O tipo de sangue da criança é B positivo.

No meu processo do centro de sangue diz: A negativo.

A condição aguda da mamã não se deveu a mistura de sangue. Ela mentiu.

Ao fundo há alguma coisa numa bolsa de plástico.

Fotografias. No verso da primeira diz: Kerstin e Isabelle, Copenhaga, fevereiro de 1994. Ela disse que não existiam fotografias de quando eu era pequena. Também mentiu sobre isso, mas porquê?

Viro a fotografia. Uma versão mais jovem da Kerstin. Está olhar para a câmara a sorrir.

Tem nos braços um bebé. Uma menina de poucos meses. Caracóis loiros cobrem-lhe toda a cabeça.

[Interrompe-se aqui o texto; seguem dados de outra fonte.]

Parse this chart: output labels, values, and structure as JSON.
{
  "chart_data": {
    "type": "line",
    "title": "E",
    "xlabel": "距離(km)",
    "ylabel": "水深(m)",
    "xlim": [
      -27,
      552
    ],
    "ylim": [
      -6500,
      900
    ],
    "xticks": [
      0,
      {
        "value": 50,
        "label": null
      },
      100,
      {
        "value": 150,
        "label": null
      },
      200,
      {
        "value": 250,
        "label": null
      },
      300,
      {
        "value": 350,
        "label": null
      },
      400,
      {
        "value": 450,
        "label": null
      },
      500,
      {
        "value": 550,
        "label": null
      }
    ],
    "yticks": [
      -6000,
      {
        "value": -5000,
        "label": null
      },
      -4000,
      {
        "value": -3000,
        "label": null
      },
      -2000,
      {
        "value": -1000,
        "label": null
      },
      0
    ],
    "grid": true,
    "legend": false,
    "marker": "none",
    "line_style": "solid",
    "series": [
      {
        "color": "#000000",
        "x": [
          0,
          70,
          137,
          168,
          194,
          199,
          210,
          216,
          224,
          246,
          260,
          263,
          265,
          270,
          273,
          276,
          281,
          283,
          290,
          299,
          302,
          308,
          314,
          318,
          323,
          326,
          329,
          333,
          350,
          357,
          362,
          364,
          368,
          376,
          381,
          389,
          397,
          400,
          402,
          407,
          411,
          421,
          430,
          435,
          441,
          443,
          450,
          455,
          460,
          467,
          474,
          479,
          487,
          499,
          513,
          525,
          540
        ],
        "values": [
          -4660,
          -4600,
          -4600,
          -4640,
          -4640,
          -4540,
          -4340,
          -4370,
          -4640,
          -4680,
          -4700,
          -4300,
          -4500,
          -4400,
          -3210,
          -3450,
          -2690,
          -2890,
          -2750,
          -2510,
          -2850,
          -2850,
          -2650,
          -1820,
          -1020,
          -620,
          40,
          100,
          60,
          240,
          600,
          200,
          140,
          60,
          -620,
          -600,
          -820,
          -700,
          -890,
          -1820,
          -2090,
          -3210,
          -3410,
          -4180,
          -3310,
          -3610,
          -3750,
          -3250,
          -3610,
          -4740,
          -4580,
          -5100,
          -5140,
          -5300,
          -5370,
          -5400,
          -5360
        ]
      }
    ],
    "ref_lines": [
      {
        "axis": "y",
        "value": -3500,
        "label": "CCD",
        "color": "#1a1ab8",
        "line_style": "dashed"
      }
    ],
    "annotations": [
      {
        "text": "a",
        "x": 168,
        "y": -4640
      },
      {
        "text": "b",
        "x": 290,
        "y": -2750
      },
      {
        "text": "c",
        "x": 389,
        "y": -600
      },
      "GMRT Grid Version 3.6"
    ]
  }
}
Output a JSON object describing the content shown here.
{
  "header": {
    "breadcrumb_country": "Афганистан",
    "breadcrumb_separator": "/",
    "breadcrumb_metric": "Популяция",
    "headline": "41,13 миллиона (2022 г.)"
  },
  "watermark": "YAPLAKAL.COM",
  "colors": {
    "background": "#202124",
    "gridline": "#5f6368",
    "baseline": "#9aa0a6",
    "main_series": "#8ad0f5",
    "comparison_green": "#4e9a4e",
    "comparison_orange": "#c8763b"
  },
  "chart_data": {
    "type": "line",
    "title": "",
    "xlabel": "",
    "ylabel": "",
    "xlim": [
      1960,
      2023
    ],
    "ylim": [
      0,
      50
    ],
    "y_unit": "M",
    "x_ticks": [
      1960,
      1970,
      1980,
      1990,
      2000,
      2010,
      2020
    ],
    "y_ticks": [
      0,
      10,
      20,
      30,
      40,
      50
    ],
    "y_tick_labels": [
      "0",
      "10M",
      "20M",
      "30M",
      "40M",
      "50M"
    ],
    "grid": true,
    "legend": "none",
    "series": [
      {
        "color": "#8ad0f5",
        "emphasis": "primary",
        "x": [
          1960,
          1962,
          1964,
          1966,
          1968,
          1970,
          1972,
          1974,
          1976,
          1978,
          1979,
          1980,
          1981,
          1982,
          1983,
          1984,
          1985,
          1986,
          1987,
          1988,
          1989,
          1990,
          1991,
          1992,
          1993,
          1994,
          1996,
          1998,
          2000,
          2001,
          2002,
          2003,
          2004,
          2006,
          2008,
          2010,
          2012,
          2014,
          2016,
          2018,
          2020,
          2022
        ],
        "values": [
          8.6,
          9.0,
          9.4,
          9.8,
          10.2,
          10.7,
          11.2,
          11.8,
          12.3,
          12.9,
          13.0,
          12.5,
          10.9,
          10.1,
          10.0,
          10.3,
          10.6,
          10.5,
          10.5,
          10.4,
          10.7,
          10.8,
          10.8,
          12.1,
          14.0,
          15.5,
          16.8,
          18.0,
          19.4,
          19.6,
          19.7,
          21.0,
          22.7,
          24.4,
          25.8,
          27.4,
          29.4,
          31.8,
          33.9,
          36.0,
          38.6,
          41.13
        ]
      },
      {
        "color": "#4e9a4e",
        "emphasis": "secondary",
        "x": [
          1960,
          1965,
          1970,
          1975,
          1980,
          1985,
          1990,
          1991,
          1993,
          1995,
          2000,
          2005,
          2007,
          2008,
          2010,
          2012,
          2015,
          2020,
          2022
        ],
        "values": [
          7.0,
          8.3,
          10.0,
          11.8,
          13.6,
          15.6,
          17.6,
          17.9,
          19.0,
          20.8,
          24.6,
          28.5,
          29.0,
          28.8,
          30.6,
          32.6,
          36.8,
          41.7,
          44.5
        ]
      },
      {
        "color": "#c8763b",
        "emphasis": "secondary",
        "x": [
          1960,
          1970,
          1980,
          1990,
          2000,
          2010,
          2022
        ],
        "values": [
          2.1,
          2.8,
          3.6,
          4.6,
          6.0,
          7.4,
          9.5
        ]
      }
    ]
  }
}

Outra fotografia na mesma ocasião. Um grande plano de uma Kerstin feliz. E um bebé de cabelos loiros.

Analiso a menina com atenção. Está a sorrir, mas não faz as covinhas na cara. A orelha direita dela não se parece com a minha. Quem é ela? Será esta a verdadeira Isabelle? E se é, quem sou eu?

Fecho a pasta com estrondo. Tento guardá-la no sítio, mas está alguma coisa a obstruir. Pouso a pasta no chão e as fotografias caem. Vejo o que está pousado na prateleira no interior. O meu telemóvel. O meu telemóvel tem estado fechado à chave no armário da mamã por baixo da secretária. Mais uma mentira.

Tenho de me pôr boa. Tenho de sair daqui. A porta da frente abre-se. Uma voz chama o meu nome.

Barulho de passos. Param. Ouço um profundo suspiro e o meu coração bate desenfreado.

Viro a cabeça e olho para cima.

A mamã está na soleira da porta. Olha para mim. Para a secretária. Para a pasta e as fotografias espalhadas pelo chão.

Aproxima-se e debruça-se sobre mim.

Fecho os olhos com força e levanto os braços para me proteger.